У крестной на душе было так, словно с ее сердца не просто свалился обломок эмментальской горы, а солнце, луна и все звезды и словно ее из раскаленной печи посадили в прохладную ванну; и все же в течение всей проповеди у нее еще дрожали руки и ноги. Пастор читал проповедь — по-настоящему проникновенно и красиво — о том, что жизнь человека должна быть не чем иным, как многотрудной дорогой; но подлинного благоговения крестная не испытала, и, когда возвращалась, она уже позабыла проповедь и не могла дождаться момента, когда ей можно будет рассказать о своих тайных страхах и о том, почему она была так бледна. Все долго смеялись над ней и шутили по поводу «любопытства» и связанных с этим женских страхах, которые, тем не менее, передавались из поколения в поколение, несмотря на полную их беспочвенность.

Общее внимание вскоре привлекли поля отменного овса с вкраплениями льна, буйно произраставшие на лугах и пашнях, и волнение улеглось. Незачем уже было спешить, можно было позволить себе останавливаться почаще. Тепло стоявшего высоко в небе майского солнца всех разморило, и, когда вернулись домой, никто не стал заставлять себя упрашивать выпить стакан холодного вина. Затем, пока на кухне совершались лихорадочные приготовления и громко трещали поленья в очаге, все расселись перед домом. Повитуха пылала, как огонь. Еще до одиннадцати часов позвали к столу, но сначала только прислугу, и щедро ее накормили, радуясь тому, что хотя бы от них, то есть от работников, уже избавились.

Разговор сидящих перед домом нельзя было назвать оживленным, однако он и не прекращался совсем. До еды мысли желудка мешают мыслям души, хоть в этом и не отдают себе отчета многие люди и скрывают свое внутреннее состояние за неторопливыми речами о вещах безразличных. Уже было за полдень, когда появилась повитуха с горящим лицом, все еще в белом переднике, и передала долгожданную весть о том, что можно идти есть. Но большинство из приглашенных еще отсутствовало, и посланные за ними гонцы, как слуги в Евангелии, подробно сообщили им обо всем. Прийти хотели все, но только не к назначенному времени: один был занят с рабочими, другой сам ожидал гостей, третьему еще куда-то было нужно — все говорили, что не стоит их дожидаться, лучше садиться за стол. Вскоре решили последовать этому совету: если каждого ждать, — дело затянется до поздней ночи. Правда, повитуха все же пробурчала, что нет ничего более глупого, чем это ожидание, поскольку в душе каждый хотел бы быть здесь, и чем скорее, тем лучше, но никто не хочет себя выдать. Поэтому приходится постоянно разогревать пищу и неизвестно до какого времени.

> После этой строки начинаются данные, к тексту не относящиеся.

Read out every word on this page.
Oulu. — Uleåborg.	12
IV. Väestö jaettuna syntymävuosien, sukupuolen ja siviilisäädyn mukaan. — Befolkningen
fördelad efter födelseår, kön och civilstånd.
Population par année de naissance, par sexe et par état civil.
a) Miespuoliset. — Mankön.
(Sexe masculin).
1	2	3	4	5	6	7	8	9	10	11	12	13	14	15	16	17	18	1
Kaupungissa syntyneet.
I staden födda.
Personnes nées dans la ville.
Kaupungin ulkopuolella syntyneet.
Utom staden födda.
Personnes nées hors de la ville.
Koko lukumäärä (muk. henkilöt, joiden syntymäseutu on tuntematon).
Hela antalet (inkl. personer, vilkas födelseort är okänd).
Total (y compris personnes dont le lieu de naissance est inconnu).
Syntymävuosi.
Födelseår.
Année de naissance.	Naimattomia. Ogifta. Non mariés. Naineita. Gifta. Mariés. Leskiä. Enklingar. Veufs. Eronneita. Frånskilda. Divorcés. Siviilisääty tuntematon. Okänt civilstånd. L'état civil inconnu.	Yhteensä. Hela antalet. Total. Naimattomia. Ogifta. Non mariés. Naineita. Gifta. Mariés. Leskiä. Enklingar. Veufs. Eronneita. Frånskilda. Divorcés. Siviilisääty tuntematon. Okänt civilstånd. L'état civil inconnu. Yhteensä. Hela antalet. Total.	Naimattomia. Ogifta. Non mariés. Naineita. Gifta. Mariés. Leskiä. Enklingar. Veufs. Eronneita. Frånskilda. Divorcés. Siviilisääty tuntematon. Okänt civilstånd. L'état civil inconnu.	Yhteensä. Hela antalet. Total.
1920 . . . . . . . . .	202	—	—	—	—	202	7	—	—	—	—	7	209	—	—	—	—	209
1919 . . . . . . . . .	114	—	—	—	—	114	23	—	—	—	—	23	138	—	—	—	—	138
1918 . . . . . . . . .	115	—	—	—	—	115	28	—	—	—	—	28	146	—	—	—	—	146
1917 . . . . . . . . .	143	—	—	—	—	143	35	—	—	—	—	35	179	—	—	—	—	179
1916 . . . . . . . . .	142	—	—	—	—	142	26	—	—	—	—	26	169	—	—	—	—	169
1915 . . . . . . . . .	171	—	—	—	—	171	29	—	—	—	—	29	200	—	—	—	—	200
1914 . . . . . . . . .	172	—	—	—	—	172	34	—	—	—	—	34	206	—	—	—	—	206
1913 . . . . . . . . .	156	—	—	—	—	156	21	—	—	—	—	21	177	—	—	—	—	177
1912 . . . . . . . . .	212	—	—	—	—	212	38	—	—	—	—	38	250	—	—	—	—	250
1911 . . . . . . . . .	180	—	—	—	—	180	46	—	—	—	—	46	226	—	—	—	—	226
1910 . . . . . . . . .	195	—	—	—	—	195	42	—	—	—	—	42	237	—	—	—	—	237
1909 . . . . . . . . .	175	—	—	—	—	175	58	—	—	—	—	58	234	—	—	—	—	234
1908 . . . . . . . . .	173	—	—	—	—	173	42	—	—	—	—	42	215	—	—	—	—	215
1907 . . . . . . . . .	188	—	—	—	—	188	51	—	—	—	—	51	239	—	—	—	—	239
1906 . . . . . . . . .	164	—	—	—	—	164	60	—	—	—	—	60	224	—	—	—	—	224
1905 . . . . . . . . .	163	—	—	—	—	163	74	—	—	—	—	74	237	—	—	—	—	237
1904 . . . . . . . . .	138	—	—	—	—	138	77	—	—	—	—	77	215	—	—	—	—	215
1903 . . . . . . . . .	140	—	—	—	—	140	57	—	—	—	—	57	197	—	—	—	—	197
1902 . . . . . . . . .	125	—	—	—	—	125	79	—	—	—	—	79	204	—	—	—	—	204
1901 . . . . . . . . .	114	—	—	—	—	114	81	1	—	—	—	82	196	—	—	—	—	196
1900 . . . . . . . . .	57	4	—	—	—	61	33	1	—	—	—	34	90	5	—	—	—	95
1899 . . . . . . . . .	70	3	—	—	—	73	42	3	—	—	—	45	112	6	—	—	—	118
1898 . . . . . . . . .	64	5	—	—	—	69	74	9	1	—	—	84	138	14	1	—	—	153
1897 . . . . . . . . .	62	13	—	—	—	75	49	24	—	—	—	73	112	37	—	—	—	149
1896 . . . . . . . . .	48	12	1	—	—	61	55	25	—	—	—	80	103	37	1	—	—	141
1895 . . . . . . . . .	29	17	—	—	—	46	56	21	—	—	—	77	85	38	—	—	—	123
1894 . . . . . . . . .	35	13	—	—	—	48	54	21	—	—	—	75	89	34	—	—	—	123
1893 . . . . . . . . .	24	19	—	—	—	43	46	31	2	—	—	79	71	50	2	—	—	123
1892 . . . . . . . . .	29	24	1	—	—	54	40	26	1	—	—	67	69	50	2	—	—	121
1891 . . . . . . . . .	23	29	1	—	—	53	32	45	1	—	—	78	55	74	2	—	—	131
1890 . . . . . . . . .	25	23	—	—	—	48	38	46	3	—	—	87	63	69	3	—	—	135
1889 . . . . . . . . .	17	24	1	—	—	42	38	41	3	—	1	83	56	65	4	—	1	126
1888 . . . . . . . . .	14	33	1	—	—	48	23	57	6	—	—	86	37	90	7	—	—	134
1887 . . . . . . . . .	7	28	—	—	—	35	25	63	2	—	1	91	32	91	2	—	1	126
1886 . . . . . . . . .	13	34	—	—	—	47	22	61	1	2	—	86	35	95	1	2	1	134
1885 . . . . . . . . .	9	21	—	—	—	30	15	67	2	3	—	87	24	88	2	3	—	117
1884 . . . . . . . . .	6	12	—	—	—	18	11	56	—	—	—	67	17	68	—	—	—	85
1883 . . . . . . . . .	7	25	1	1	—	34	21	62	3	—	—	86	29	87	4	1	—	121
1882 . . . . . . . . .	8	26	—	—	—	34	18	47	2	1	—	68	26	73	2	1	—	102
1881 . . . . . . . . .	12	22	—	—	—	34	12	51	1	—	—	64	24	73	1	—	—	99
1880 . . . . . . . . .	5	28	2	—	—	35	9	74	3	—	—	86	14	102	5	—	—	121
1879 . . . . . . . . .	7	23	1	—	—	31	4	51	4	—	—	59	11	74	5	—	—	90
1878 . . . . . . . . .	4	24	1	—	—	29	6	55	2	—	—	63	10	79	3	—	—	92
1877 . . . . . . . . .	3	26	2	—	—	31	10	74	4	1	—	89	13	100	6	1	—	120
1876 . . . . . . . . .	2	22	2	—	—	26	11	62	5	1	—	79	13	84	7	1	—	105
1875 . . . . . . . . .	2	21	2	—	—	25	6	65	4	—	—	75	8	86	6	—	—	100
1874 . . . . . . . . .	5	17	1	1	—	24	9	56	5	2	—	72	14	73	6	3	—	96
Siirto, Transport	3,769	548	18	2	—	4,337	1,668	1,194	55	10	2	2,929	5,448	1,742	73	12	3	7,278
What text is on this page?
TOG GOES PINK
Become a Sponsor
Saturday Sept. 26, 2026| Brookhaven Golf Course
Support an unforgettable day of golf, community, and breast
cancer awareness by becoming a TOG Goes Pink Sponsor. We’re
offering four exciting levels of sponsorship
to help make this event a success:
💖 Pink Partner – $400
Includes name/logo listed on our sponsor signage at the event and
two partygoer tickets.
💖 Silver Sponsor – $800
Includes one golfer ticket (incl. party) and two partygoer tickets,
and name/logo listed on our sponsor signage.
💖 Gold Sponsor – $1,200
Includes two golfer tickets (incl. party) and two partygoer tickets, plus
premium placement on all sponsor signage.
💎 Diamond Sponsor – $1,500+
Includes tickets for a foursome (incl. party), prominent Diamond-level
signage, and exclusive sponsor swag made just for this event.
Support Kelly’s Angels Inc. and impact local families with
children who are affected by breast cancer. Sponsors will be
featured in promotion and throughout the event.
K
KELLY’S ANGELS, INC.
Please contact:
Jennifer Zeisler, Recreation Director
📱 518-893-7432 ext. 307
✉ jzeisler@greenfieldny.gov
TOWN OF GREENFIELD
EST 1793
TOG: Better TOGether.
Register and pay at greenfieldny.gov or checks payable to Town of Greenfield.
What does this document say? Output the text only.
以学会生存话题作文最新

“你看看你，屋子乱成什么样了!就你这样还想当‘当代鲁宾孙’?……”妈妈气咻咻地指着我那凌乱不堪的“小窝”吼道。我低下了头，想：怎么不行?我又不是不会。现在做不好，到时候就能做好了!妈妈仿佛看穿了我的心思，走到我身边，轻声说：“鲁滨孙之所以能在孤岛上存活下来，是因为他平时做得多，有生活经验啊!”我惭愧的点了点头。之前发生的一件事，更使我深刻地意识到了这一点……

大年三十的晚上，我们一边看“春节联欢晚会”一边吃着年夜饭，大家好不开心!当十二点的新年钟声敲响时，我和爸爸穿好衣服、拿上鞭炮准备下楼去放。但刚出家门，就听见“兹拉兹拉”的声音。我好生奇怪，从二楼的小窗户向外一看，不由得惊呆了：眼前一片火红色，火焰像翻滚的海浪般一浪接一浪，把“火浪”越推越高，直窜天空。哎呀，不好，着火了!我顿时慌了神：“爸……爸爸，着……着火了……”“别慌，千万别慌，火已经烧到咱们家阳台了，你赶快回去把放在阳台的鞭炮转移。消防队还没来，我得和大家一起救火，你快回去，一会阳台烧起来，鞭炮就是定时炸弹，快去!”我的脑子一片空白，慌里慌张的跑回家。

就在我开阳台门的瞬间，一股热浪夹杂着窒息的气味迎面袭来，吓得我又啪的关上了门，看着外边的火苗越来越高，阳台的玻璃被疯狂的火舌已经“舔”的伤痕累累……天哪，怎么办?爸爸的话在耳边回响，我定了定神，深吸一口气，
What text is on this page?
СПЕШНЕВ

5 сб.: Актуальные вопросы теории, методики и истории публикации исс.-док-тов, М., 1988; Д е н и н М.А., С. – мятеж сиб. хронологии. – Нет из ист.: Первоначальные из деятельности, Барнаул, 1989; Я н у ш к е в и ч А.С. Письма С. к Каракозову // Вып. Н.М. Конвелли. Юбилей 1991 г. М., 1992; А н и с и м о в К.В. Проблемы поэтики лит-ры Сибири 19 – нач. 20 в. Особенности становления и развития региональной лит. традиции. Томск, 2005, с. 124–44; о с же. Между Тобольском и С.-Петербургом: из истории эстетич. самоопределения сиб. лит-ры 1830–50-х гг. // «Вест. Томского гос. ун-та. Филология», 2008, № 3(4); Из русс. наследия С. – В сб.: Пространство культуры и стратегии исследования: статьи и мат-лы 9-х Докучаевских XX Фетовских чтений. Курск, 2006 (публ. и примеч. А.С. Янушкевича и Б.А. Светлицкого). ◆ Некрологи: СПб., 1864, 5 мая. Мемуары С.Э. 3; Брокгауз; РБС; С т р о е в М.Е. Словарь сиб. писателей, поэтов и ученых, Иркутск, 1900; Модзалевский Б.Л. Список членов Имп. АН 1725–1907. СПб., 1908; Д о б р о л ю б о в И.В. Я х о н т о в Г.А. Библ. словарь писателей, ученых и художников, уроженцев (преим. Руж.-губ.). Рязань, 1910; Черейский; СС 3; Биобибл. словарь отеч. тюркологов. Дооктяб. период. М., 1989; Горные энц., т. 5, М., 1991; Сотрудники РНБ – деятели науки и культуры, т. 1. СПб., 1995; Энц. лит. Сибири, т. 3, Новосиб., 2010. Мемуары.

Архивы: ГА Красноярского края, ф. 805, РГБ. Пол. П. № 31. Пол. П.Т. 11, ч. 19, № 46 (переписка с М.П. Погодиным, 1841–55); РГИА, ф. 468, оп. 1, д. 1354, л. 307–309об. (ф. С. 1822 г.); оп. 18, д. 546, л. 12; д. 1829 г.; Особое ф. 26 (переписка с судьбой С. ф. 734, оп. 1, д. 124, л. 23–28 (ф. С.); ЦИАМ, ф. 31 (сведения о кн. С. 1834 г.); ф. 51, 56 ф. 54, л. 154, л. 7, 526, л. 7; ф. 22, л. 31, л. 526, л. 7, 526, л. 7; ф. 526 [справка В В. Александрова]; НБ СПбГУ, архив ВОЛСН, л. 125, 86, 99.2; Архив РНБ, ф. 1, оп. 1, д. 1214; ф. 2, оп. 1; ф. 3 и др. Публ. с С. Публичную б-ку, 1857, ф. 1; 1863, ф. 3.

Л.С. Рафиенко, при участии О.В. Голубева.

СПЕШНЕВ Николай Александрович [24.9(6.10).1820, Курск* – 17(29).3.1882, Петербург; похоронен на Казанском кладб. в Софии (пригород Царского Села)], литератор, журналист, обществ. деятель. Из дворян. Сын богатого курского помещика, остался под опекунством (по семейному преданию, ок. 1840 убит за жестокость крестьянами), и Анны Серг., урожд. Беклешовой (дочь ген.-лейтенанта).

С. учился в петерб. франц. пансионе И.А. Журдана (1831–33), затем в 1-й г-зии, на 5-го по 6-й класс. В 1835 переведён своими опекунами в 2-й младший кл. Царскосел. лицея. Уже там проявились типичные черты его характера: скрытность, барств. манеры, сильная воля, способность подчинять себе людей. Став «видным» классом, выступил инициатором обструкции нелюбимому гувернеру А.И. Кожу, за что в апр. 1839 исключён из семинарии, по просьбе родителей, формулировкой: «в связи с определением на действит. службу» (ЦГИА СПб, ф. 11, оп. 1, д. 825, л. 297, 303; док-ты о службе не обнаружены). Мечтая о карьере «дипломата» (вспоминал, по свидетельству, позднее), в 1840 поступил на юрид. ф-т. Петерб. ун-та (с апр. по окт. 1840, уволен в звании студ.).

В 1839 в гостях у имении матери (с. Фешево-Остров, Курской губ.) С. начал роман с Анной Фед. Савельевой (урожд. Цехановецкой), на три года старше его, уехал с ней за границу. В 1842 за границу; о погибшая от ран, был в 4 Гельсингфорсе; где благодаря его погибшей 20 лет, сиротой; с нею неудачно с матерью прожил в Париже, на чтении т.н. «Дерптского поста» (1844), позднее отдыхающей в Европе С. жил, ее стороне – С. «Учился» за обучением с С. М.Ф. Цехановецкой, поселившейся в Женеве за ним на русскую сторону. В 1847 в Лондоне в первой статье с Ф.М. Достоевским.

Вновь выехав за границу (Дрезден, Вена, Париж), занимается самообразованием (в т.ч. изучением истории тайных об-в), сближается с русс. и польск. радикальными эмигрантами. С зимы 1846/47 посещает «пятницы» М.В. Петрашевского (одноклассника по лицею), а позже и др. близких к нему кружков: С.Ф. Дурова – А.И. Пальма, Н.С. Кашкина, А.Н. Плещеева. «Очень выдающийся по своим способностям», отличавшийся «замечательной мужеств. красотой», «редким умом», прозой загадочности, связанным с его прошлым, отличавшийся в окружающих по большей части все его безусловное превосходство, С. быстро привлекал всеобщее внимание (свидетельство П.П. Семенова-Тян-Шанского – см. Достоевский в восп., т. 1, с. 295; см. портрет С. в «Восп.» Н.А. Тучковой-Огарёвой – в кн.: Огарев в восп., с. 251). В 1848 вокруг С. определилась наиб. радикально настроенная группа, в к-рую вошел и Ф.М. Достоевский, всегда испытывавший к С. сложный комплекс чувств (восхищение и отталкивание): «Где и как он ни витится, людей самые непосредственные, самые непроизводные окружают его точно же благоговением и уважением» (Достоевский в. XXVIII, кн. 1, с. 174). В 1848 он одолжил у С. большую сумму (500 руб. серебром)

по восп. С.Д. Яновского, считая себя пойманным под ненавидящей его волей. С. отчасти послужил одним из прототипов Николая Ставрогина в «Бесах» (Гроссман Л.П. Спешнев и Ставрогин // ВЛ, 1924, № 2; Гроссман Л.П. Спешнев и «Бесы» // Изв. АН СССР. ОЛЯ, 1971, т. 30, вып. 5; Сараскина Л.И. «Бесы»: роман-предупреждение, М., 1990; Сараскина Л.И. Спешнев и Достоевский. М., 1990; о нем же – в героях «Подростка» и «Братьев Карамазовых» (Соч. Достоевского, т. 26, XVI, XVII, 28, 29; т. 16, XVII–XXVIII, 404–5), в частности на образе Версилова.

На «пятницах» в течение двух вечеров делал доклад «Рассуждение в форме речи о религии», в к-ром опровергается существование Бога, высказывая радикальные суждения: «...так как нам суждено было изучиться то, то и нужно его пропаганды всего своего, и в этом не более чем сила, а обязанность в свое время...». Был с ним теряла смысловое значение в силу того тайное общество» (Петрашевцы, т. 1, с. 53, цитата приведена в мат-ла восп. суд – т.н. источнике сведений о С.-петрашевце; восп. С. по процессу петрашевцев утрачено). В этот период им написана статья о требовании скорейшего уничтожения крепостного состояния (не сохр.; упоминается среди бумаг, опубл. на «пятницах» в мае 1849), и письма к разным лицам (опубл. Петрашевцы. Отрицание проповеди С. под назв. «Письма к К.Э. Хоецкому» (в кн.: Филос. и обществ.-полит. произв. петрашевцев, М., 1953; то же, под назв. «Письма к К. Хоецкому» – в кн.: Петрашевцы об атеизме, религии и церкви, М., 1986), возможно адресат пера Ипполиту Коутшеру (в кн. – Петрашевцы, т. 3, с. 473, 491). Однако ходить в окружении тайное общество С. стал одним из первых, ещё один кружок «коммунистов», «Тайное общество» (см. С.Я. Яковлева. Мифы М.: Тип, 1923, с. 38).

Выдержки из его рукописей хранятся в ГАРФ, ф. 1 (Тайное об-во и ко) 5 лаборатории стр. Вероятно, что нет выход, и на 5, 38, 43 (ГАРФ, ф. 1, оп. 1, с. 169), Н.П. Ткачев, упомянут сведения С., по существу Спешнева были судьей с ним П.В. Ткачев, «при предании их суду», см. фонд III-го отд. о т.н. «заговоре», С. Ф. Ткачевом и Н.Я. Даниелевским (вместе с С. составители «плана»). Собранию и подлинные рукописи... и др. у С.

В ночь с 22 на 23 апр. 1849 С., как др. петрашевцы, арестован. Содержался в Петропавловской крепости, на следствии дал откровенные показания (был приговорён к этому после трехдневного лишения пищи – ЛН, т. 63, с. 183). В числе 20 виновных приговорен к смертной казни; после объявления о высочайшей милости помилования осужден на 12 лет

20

Но, даже последовав совету относительно отсутствующих, все равно не могли разобраться с присутствующими: хлопот был полон рот с их приглашением в комнату и с рассаживанием, так как никто не хотел быть первым то в одном, то в другом. И когда все, наконец, сели к столу, был подан суп, замечательный мясной суп, приправленный специями и подкрашенный шафраном, такой густой, что ложка стояла в бульоне, да к тому же с прекрасным белым хлебом, нарезанным бабушкой. Тут все обнажили головы и сложили руки в молитве, и долго молился каждый про себя Подателю всех благ. Лишь затем неторопливо брали оловянные ложки, вытирали их о тонкую красивую скатерть и приступали к супу. Отовсюду доносились пожелания: «Был бы каждый день такой суп, тогда и желать бы было нечего!»